Stilton, figs, and a tipple
The story goes that Stilton made in late spring and early summer would be ripe just in time for Christmas. Other popular British territorial cheeses, like Cheshire and Lancashire, could mature for much longer, meaning they were less associated with a certain time of year. There is some historical evidence for this explanation. “Those [wheels of Stilton] made in May or June are usually served at Christmas,” Isabella Beeton wrote in The Book of Household Management in 1861.
But she continues: “to be in prime order, [wheels of Stilton] should be kept from 10 to 12 months, or even longer.” How many Victorian households were eating six-month-old Stilton at Christmas, and how many were keeping it until the next summer, or autumn? It’s hard to say. The truth is that then, as now, you could enjoy delicious Stilton year-round.
Celebrating a modern Christmas tradition
Setting aside the reasons why, blue cheese is certainly part of our Christmas tradition now. That is especially true here at Neal’s Yard Dairy. As Jenn Kast wrote in her essay about preparing blue cheese in the run-up to Christmas,
If you were to visit our maturing rooms in our Bermondsey railway arches in late October, you would likely see one of our export sales cheesemongers up a ladder in the Colston Bassett area, selecting the perfect cheeses for American customers. In late November, cheeses are being selected and sorted for our many European customers, and by early December the Domestic Wholesale team is evaluating Blues for our UK trade customers.

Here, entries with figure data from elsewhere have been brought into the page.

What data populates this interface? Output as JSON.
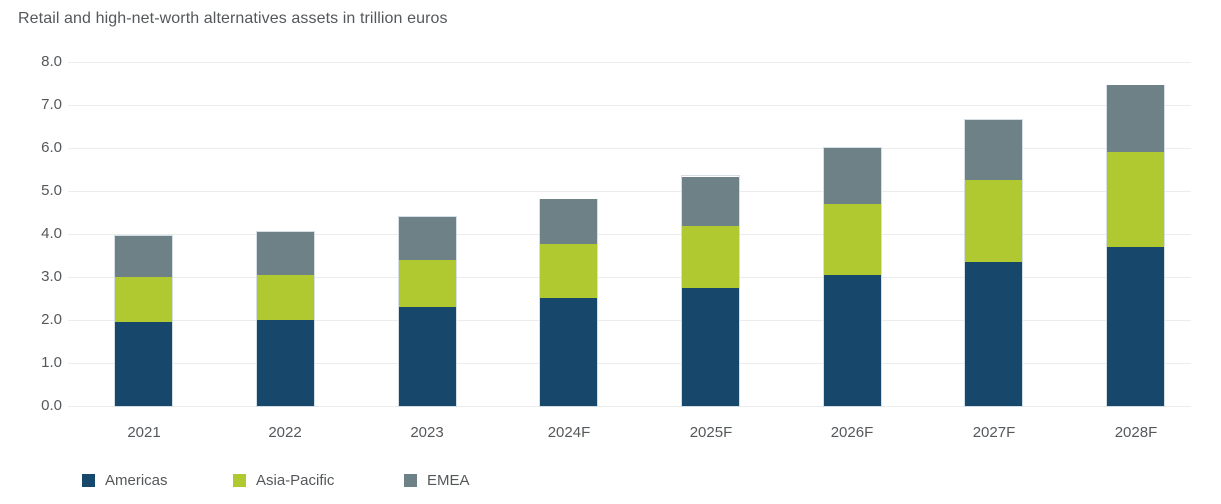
{
  "chart_data": {
    "type": "bar",
    "stacked": true,
    "title": "Retail and high-net-worth alternatives assets in trillion euros",
    "categories": [
      "2021",
      "2022",
      "2023",
      "2024F",
      "2025F",
      "2026F",
      "2027F",
      "2028F"
    ],
    "series": [
      {
        "name": "Americas",
        "color": "#17486B",
        "values": [
          1.95,
          2.0,
          2.3,
          2.5,
          2.75,
          3.05,
          3.35,
          3.7
        ]
      },
      {
        "name": "Asia-Pacific",
        "color": "#B1C931",
        "values": [
          1.05,
          1.05,
          1.1,
          1.25,
          1.45,
          1.65,
          1.9,
          2.2
        ]
      },
      {
        "name": "EMEA",
        "color": "#6E8187",
        "values": [
          0.95,
          1.0,
          1.0,
          1.05,
          1.15,
          1.3,
          1.4,
          1.55
        ]
      }
    ],
    "totals": [
      3.95,
      4.05,
      4.4,
      4.8,
      5.35,
      6.0,
      6.65,
      7.45
    ],
    "ylabel": "",
    "xlabel": "",
    "ylim": [
      0,
      8
    ],
    "ytick_step": 1.0,
    "ytick_labels": [
      "0.0",
      "1.0",
      "2.0",
      "3.0",
      "4.0",
      "5.0",
      "6.0",
      "7.0",
      "8.0"
    ],
    "grid": "horizontal",
    "legend_position": "bottom-left",
    "colors": {
      "background": "#FFFFFF",
      "gridline": "#EBEDED",
      "text": "#55585B",
      "bar_outline": "#CBD8E2"
    }
  }
}
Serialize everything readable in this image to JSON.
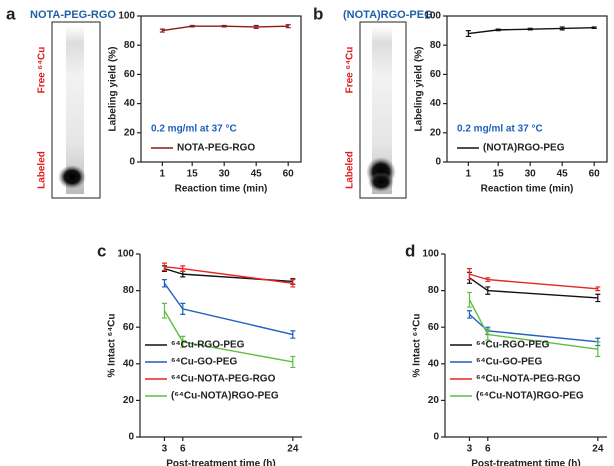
{
  "chart_data": [
    {
      "type": "line",
      "panel_label": "a",
      "title": "NOTA-PEG-RGO",
      "gel": {
        "top": "Free ⁶⁴Cu",
        "bottom": "Labeled"
      },
      "annotation": "0.2 mg/ml at 37 °C",
      "x_label": "Reaction time (min)",
      "y_label": "Labeling yield (%)",
      "x": [
        1,
        15,
        30,
        45,
        60
      ],
      "xlim": [
        -9,
        66
      ],
      "xticks": [
        1,
        15,
        30,
        45,
        60
      ],
      "ylim": [
        0,
        100
      ],
      "yticks": [
        0,
        20,
        40,
        60,
        80,
        100
      ],
      "frame": true,
      "series": [
        {
          "name": "NOTA-PEG-RGO",
          "color": "#8b1a1a",
          "values": [
            90,
            93,
            93,
            92.5,
            93
          ],
          "errors": [
            1,
            0.5,
            0.5,
            1,
            1
          ]
        }
      ]
    },
    {
      "type": "line",
      "panel_label": "b",
      "title": "(NOTA)RGO-PEG",
      "gel": {
        "top": "Free ⁶⁴Cu",
        "bottom": "Labeled"
      },
      "annotation": "0.2 mg/ml at 37 °C",
      "x_label": "Reaction time (min)",
      "y_label": "Labeling yield (%)",
      "x": [
        1,
        15,
        30,
        45,
        60
      ],
      "xlim": [
        -9,
        66
      ],
      "xticks": [
        1,
        15,
        30,
        45,
        60
      ],
      "ylim": [
        0,
        100
      ],
      "yticks": [
        0,
        20,
        40,
        60,
        80,
        100
      ],
      "frame": true,
      "series": [
        {
          "name": "(NOTA)RGO-PEG",
          "color": "#111111",
          "values": [
            88,
            90.5,
            91,
            91.5,
            92
          ],
          "errors": [
            2,
            0.5,
            0.5,
            1,
            0.5
          ]
        }
      ]
    },
    {
      "type": "line",
      "panel_label": "c",
      "x_label": "Post-treatment time (h)",
      "y_label": "% Intact ⁶⁴Cu",
      "x": [
        3,
        6,
        24
      ],
      "xlim": [
        -1,
        25.5
      ],
      "xticks": [
        3,
        6,
        24
      ],
      "ylim": [
        0,
        100
      ],
      "yticks": [
        0,
        20,
        40,
        60,
        80,
        100
      ],
      "frame": false,
      "series": [
        {
          "name": "⁶⁴Cu-RGO-PEG",
          "color": "#111111",
          "values": [
            92,
            89,
            85
          ],
          "errors": [
            1.5,
            1.5,
            1.5
          ]
        },
        {
          "name": "⁶⁴Cu-GO-PEG",
          "color": "#1f5fbf",
          "values": [
            84,
            70,
            56
          ],
          "errors": [
            2,
            3,
            2
          ]
        },
        {
          "name": "⁶⁴Cu-NOTA-PEG-RGO",
          "color": "#e8251f",
          "values": [
            93,
            92,
            84
          ],
          "errors": [
            2,
            1.5,
            2
          ]
        },
        {
          "name": "(⁶⁴Cu-NOTA)RGO-PEG",
          "color": "#5fbf3f",
          "values": [
            69,
            52,
            41
          ],
          "errors": [
            4,
            3,
            3
          ]
        }
      ]
    },
    {
      "type": "line",
      "panel_label": "d",
      "x_label": "Post-treatment time (h)",
      "y_label": "% Intact ⁶⁴Cu",
      "x": [
        3,
        6,
        24
      ],
      "xlim": [
        -1,
        25.5
      ],
      "xticks": [
        3,
        6,
        24
      ],
      "ylim": [
        0,
        100
      ],
      "yticks": [
        0,
        20,
        40,
        60,
        80,
        100
      ],
      "frame": false,
      "series": [
        {
          "name": "⁶⁴Cu-RGO-PEG",
          "color": "#111111",
          "values": [
            87,
            80,
            76
          ],
          "errors": [
            3,
            2,
            2
          ]
        },
        {
          "name": "⁶⁴Cu-GO-PEG",
          "color": "#1f5fbf",
          "values": [
            67,
            58,
            52
          ],
          "errors": [
            2,
            2,
            2
          ]
        },
        {
          "name": "⁶⁴Cu-NOTA-PEG-RGO",
          "color": "#e8251f",
          "values": [
            89,
            86,
            81
          ],
          "errors": [
            3,
            1,
            1
          ]
        },
        {
          "name": "(⁶⁴Cu-NOTA)RGO-PEG",
          "color": "#5fbf3f",
          "values": [
            75,
            56,
            48
          ],
          "errors": [
            4,
            3,
            4
          ]
        }
      ]
    }
  ]
}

That’s all before mid-December, when retail cheesemongers start grading, selling, and wrapping blue cheese for customers in earnest.
The aim of all this effort is to bring you the best possible cheese for your Christmas table. Maybe that will be a wheel of Colston Bassett Stilton with a bottle of port. It could be Pevensey Blue and figs. Perhaps you love blue cheese so much that you’d like a bountiful selection: Beenleigh Blue, Shropshire Blue, and Stichelton. Or maybe, despite your best efforts, you just don’t like blue cheese at all. In that case, pick up some Kirkham’s Lancashire with fruit cake and enjoy it. That, too, is a fine Christmas tradition.